This article was written by Wil Ranney and was originally published on URLoved.com.
Disruption: when a new technology significantly changes the way people live or do business, often challenging the status quo.
It was in 1996 when then Vice President of Intel, Steven McGeady, claimed that the new tech boom was akin to the Reformation. He called it The Digital Reformation. His argument was not theological in nature; instead he compared the common person’s level of access to technology in the modern era — to the mass access to religious freedom during the Reformation. In each case, the new paradigm led to rapid–indeed, “disruptive”–levels of cultural, political, and social-economic change. He noted that the difference between a reformation and a revolution is that reformations change everything, not just a single target.
Among the modern technorati, disruption often becomes the goal and not the effect, either for attention or strategic advantage. Meaning is derived from a piece of technology’s ability to upend the status quo. Bitcoin, for example, had the promise to rewrite the very fabric of financial markets. Its ability to disrupt, however, overshadowed the shady foundation on which Bitcoin was built. So-called “Daily Fantasy Leagues” like Draft Kings disguised gambling as fandom and managed to create disruption by circumventing gambling laws. Law makers are catching up, but even short-term bouts of disruption can destroy lives.

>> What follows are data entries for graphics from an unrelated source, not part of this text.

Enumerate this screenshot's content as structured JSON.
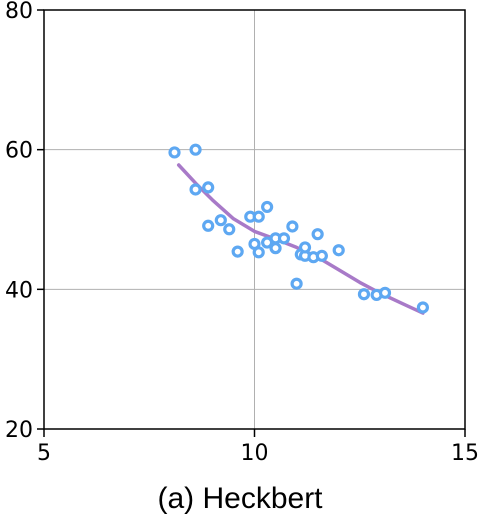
{
  "chart_data": {
    "type": "scatter",
    "caption": "(a) Heckbert",
    "xlim": [
      5,
      15
    ],
    "ylim": [
      20,
      80
    ],
    "xticks": [
      "5",
      "10",
      "15"
    ],
    "yticks": [
      "20",
      "40",
      "60",
      "80"
    ],
    "grid": true,
    "scatter_color": "#5ea8f2",
    "line_color": "#a87ac8",
    "points": [
      {
        "x": 8.1,
        "y": 59.6
      },
      {
        "x": 8.6,
        "y": 60.0
      },
      {
        "x": 8.6,
        "y": 54.3
      },
      {
        "x": 8.9,
        "y": 54.6
      },
      {
        "x": 8.9,
        "y": 49.1
      },
      {
        "x": 9.2,
        "y": 49.9
      },
      {
        "x": 9.4,
        "y": 48.6
      },
      {
        "x": 9.6,
        "y": 45.4
      },
      {
        "x": 9.9,
        "y": 50.4
      },
      {
        "x": 10.0,
        "y": 46.5
      },
      {
        "x": 10.1,
        "y": 45.3
      },
      {
        "x": 10.1,
        "y": 50.4
      },
      {
        "x": 10.3,
        "y": 46.7
      },
      {
        "x": 10.3,
        "y": 51.8
      },
      {
        "x": 10.5,
        "y": 45.9
      },
      {
        "x": 10.5,
        "y": 47.3
      },
      {
        "x": 10.7,
        "y": 47.3
      },
      {
        "x": 10.9,
        "y": 49.0
      },
      {
        "x": 11.0,
        "y": 40.8
      },
      {
        "x": 11.1,
        "y": 45.0
      },
      {
        "x": 11.2,
        "y": 44.8
      },
      {
        "x": 11.2,
        "y": 46.0
      },
      {
        "x": 11.4,
        "y": 44.6
      },
      {
        "x": 11.5,
        "y": 47.9
      },
      {
        "x": 11.6,
        "y": 44.8
      },
      {
        "x": 12.0,
        "y": 45.6
      },
      {
        "x": 12.6,
        "y": 39.3
      },
      {
        "x": 12.9,
        "y": 39.2
      },
      {
        "x": 13.1,
        "y": 39.5
      },
      {
        "x": 14.0,
        "y": 37.4
      }
    ],
    "trend": [
      {
        "x": 8.2,
        "y": 57.8
      },
      {
        "x": 8.6,
        "y": 55.2
      },
      {
        "x": 9.0,
        "y": 52.8
      },
      {
        "x": 9.5,
        "y": 50.1
      },
      {
        "x": 10.0,
        "y": 48.3
      },
      {
        "x": 10.5,
        "y": 47.2
      },
      {
        "x": 11.0,
        "y": 46.0
      },
      {
        "x": 11.5,
        "y": 44.6
      },
      {
        "x": 12.0,
        "y": 42.8
      },
      {
        "x": 12.5,
        "y": 41.0
      },
      {
        "x": 13.0,
        "y": 39.4
      },
      {
        "x": 13.5,
        "y": 38.0
      },
      {
        "x": 14.0,
        "y": 36.6
      }
    ]
  }
}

On the other hand, technologies with the most staying power tend to provide agency to the masses. Both facebook and twitter give your average person a louder, wider-reaching voice than ever before. This democratizing effect is referred to as social capital. It is often disruptive, but that’s not an end unto itself.
There’s a lesson here. When Steve McGeady was describing The Digital Reformation, he could have used theological terms. A Jesus-centered church–one focused on clothing, healing, honoring, and saving the poor and marginalized–knows the difference between disruption and reformation. The problem is that we’re too focused on yesterday’s cultural realities to know that this is our opportunity to once again bring God to the masses. Our Gutenberg Bibles have merely transformed from books into bytes. But in order to seize this opportunity the church must engage in digital technology–creating our own tech and investing in the platforms that are reformation ready, while admonishing the ones that aren’t.
I believe this is our chance to redefine the church for the next 500 years, but are we ready for The Digital Reformation?